ངོ་འཕྲད་བདེ་བའི་དྲ་འབྲེལ།

གཟའ་ཕུར་བུ། ༢༠༢༤/༠༤/༢༥

China Sentences American Geologist to 8 Years in Prison on State Secrets Charge


Chinese authorities detained 44-year-old Xue Feng in November 2007 on charges of attempting to acquire a database of information about China's oil industry.

Xue is a naturalized U.S. citizen. He was working for an American energy and engineering consulting firm, IHS, at the time.The database was classified as a state secret after Xue had purchased it.

A Beijing court ruled him guilty more than a year ago, but sentencing has been repeatedly delayed.

On Monday, Xue was sentenced to eight years in prison. Three Chinese nationals, who were convicted with him, were also sentenced to prison; one to eight years and the others to two and half years.
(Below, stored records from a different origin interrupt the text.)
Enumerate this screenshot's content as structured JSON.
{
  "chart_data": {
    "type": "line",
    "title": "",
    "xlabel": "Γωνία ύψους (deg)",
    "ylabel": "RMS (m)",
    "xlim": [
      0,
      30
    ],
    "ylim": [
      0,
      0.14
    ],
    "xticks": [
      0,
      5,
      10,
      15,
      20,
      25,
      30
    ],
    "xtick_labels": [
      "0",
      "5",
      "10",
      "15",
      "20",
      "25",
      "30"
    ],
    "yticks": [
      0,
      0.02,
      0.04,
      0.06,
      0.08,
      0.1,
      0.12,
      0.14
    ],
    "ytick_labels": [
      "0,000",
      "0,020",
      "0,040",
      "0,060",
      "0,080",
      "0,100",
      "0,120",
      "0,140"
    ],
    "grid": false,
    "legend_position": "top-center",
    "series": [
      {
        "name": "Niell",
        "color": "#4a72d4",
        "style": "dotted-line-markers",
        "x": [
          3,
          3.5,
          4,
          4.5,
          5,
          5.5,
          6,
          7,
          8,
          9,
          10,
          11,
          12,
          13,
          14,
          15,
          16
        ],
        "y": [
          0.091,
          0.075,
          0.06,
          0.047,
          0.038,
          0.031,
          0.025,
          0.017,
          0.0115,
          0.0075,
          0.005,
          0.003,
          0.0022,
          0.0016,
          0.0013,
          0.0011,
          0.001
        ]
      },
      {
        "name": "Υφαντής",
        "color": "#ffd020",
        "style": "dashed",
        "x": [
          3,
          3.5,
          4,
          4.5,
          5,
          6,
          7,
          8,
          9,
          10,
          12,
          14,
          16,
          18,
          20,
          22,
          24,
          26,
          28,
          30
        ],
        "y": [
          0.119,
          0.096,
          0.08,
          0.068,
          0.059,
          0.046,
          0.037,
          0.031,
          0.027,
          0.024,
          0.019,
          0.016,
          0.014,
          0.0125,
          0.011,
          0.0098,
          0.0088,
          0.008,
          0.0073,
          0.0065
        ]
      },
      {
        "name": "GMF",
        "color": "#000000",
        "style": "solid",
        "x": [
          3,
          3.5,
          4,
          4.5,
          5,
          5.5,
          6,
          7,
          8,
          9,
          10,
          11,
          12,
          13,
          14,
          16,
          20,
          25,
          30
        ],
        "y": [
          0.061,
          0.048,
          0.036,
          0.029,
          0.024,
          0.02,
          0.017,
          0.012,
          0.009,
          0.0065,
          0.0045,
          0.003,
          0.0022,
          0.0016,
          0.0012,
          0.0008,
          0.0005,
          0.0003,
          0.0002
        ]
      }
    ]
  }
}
US Embassy spokesman Richard Buangan says the American government is very concerned.

"The embassy is dismayed by Dr. Xue's sentence, and we remain concerned about his rights to due process under Chinese law."
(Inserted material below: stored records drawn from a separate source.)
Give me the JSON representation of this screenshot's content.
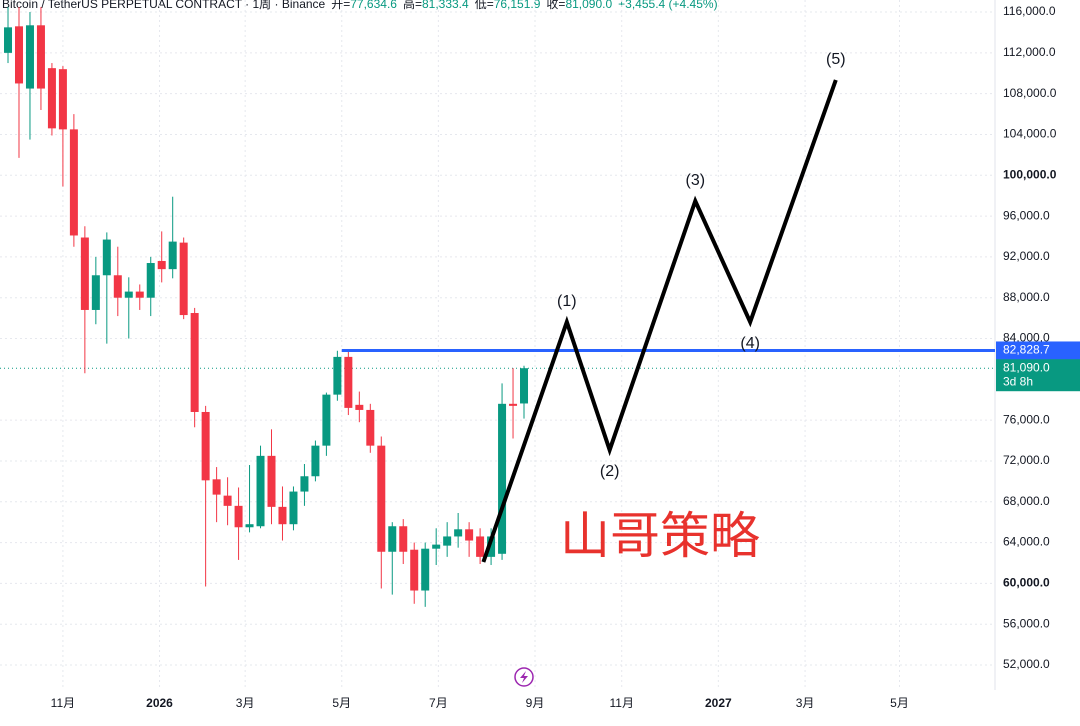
{
  "header": {
    "symbol": "Bitcoin / TetherUS PERPETUAL CONTRACT · 1周 · Binance",
    "stats": [
      {
        "label": "开=",
        "value": "77,634.6"
      },
      {
        "label": "高=",
        "value": "81,333.4"
      },
      {
        "label": "低=",
        "value": "76,151.9"
      },
      {
        "label": "收=",
        "value": "81,090.0"
      }
    ],
    "change": "+3,455.4 (+4.45%)"
  },
  "chart_data": {
    "type": "candlestick",
    "x": [
      0,
      1,
      2,
      3,
      4,
      5,
      6,
      7,
      8,
      9,
      10,
      11,
      12,
      13,
      14,
      15,
      16,
      17,
      18,
      19,
      20,
      21,
      22,
      23,
      24,
      25,
      26,
      27,
      28,
      29,
      30,
      31,
      32,
      33,
      34,
      35,
      36,
      37,
      38,
      39,
      40,
      41,
      42,
      43,
      44,
      45,
      46,
      47
    ],
    "open": [
      112000,
      114600,
      108500,
      114700,
      110500,
      110400,
      104500,
      93900,
      86800,
      90200,
      90200,
      88000,
      88600,
      88000,
      91600,
      90800,
      93400,
      86500,
      76800,
      70200,
      68600,
      67600,
      65500,
      65600,
      72500,
      67500,
      65800,
      69000,
      70500,
      73500,
      78500,
      82200,
      77500,
      77000,
      73500,
      63100,
      65600,
      63300,
      59300,
      63400,
      63700,
      64600,
      65300,
      64600,
      62600,
      62900,
      77600,
      77634.6
    ],
    "high": [
      116500,
      116500,
      116000,
      116500,
      111000,
      110700,
      106000,
      95000,
      92000,
      94400,
      93000,
      90000,
      89300,
      92000,
      94500,
      97900,
      93900,
      87000,
      77400,
      71400,
      70400,
      69400,
      71600,
      73500,
      75100,
      69500,
      69500,
      71700,
      74000,
      78700,
      82800,
      82900,
      78800,
      77600,
      74400,
      66000,
      66300,
      64000,
      64000,
      65400,
      66000,
      66900,
      66000,
      65400,
      65400,
      79600,
      81100,
      81333.4
    ],
    "low": [
      111000,
      101700,
      103500,
      106400,
      103900,
      98900,
      93000,
      80600,
      85400,
      83500,
      86200,
      84000,
      86800,
      86200,
      89500,
      89900,
      85900,
      75300,
      59700,
      66000,
      65700,
      62300,
      65000,
      65400,
      65800,
      64200,
      65200,
      67600,
      70000,
      72500,
      77900,
      76500,
      75800,
      72800,
      59500,
      58900,
      61900,
      58000,
      57700,
      61800,
      62600,
      63500,
      62600,
      61900,
      61800,
      62300,
      74200,
      76151.9
    ],
    "close": [
      114500,
      109000,
      114700,
      108500,
      104600,
      104500,
      94100,
      86800,
      90200,
      93700,
      88000,
      88600,
      88000,
      91400,
      90800,
      93500,
      86300,
      76800,
      70100,
      68700,
      67600,
      65500,
      65800,
      72500,
      67500,
      65800,
      69000,
      70500,
      73500,
      78500,
      82200,
      77200,
      77000,
      73500,
      63100,
      65600,
      63100,
      59300,
      63400,
      63800,
      64600,
      65300,
      64200,
      62600,
      64600,
      77600,
      77400,
      81090
    ],
    "up_color": "#089981",
    "down_color": "#f23645",
    "xlim": [
      -0.73,
      89.9
    ],
    "xticks": [
      {
        "value": 5.0,
        "label": "11月"
      },
      {
        "value": 13.8,
        "label": "2026"
      },
      {
        "value": 21.6,
        "label": "3月"
      },
      {
        "value": 30.4,
        "label": "5月"
      },
      {
        "value": 39.2,
        "label": "7月"
      },
      {
        "value": 48.0,
        "label": "9月"
      },
      {
        "value": 55.9,
        "label": "11月"
      },
      {
        "value": 64.7,
        "label": "2027"
      },
      {
        "value": 72.6,
        "label": "3月"
      },
      {
        "value": 81.2,
        "label": "5月"
      }
    ],
    "ylim": [
      49550,
      117180
    ],
    "yticks": [
      {
        "value": 116000,
        "label": "116,000.0"
      },
      {
        "value": 112000,
        "label": "112,000.0"
      },
      {
        "value": 108000,
        "label": "108,000.0"
      },
      {
        "value": 104000,
        "label": "104,000.0"
      },
      {
        "value": 100000,
        "label": "100,000.0"
      },
      {
        "value": 96000,
        "label": "96,000.0"
      },
      {
        "value": 92000,
        "label": "92,000.0"
      },
      {
        "value": 88000,
        "label": "88,000.0"
      },
      {
        "value": 84000,
        "label": "84,000.0"
      },
      {
        "value": 76000,
        "label": "76,000.0"
      },
      {
        "value": 72000,
        "label": "72,000.0"
      },
      {
        "value": 68000,
        "label": "68,000.0"
      },
      {
        "value": 64000,
        "label": "64,000.0"
      },
      {
        "value": 60000,
        "label": "60,000.0"
      },
      {
        "value": 56000,
        "label": "56,000.0"
      },
      {
        "value": 52000,
        "label": "52,000.0"
      }
    ],
    "grid": true,
    "hline": {
      "x": 30.4,
      "value": 82828.7,
      "label": "82,828.7",
      "color": "#2962ff"
    },
    "last_price": {
      "value": 81090,
      "label": "81,090.0",
      "countdown": "3d 8h"
    },
    "wave": {
      "x": [
        43.3,
        50.9,
        54.8,
        62.6,
        67.6,
        75.4
      ],
      "values": [
        62096,
        85620,
        73073,
        97479,
        85620,
        109339
      ],
      "labels": [
        null,
        "(1)",
        "(2)",
        "(3)",
        "(4)",
        "(5)"
      ]
    },
    "watermark": "山哥策略"
  }
}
Legal experts advising Xue's family say that after he was detained, state security agents tortured him, including burning him with lit cigarettes.
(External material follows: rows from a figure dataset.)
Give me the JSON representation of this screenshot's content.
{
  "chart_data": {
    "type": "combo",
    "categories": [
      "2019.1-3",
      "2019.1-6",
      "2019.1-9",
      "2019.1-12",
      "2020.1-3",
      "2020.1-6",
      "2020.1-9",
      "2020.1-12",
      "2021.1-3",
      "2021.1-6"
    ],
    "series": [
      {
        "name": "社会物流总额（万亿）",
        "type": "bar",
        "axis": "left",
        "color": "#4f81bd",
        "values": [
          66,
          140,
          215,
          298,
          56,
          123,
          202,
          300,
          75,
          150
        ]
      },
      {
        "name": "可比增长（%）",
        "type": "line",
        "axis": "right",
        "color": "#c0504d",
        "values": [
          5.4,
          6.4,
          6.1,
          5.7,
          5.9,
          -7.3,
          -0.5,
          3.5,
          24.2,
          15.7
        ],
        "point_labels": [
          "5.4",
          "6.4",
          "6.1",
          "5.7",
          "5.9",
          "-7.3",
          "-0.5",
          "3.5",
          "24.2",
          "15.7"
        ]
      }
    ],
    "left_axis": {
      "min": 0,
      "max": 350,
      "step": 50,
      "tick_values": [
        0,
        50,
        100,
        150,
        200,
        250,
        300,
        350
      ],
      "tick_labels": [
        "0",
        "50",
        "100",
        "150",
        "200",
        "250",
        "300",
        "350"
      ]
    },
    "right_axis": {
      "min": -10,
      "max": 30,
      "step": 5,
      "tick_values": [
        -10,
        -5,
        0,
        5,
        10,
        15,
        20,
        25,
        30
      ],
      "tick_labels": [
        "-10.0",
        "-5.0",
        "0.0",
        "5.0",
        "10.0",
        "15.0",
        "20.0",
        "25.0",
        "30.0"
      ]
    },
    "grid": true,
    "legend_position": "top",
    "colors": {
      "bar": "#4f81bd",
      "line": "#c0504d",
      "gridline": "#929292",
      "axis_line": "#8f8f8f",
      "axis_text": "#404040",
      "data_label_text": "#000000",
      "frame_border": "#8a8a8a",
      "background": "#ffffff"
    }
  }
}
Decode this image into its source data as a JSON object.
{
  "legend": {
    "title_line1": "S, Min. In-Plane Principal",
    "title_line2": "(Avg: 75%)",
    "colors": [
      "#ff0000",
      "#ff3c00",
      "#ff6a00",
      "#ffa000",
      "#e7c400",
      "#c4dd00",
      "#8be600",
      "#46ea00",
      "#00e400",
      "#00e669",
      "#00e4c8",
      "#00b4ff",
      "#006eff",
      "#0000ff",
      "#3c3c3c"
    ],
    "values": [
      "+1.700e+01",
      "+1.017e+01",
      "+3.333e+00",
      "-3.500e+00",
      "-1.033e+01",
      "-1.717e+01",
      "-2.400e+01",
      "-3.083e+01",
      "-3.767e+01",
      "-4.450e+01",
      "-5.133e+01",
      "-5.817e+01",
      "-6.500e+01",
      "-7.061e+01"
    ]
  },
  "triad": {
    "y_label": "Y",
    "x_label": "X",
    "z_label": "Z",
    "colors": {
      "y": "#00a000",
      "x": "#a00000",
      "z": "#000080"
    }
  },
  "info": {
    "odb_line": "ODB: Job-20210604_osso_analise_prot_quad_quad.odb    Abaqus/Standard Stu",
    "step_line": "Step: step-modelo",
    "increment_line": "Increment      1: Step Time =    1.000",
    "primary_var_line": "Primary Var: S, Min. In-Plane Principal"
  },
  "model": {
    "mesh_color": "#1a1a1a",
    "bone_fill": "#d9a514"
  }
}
Since Xue's detention nearly three years ago, Buangan says U.S. officials visited him 30 times to check on his welfare. He says Ambassador Jon Hu ntsman has taken a strong interest in the case and was in the courtroom for Monday's sentencing.

"Ambassador Huntsman said earlier this morning that he visited Xue Feng several times during the past half year. Dr. Xue has stayed strong during this difficult time and the ambassador spoke with him and his family, with whom he hopes to be reunited soon."

Chinese officials have wide authority to define what state secrets are, which makes it difficult for foreigners and Chinese alike to know when they are crossing the line. Secrets often include economic and business data considered public information in most countries. And information can be declared secret even if it has already been published.

The notoriously vague state secrets laws received international attention last year, when four employees of the Australian mining giant Rio Tinto were detained for stealing state secrets during tense iron ore negotiations.

They were later convicted of lesser charges of receiving kickbacks and stealing commercial secrets.

Among the defendants in the Rio Tinto case were three Chinese nationals and Stern Hu, an ethnic Chinese who had become a naturalized Australian citizen.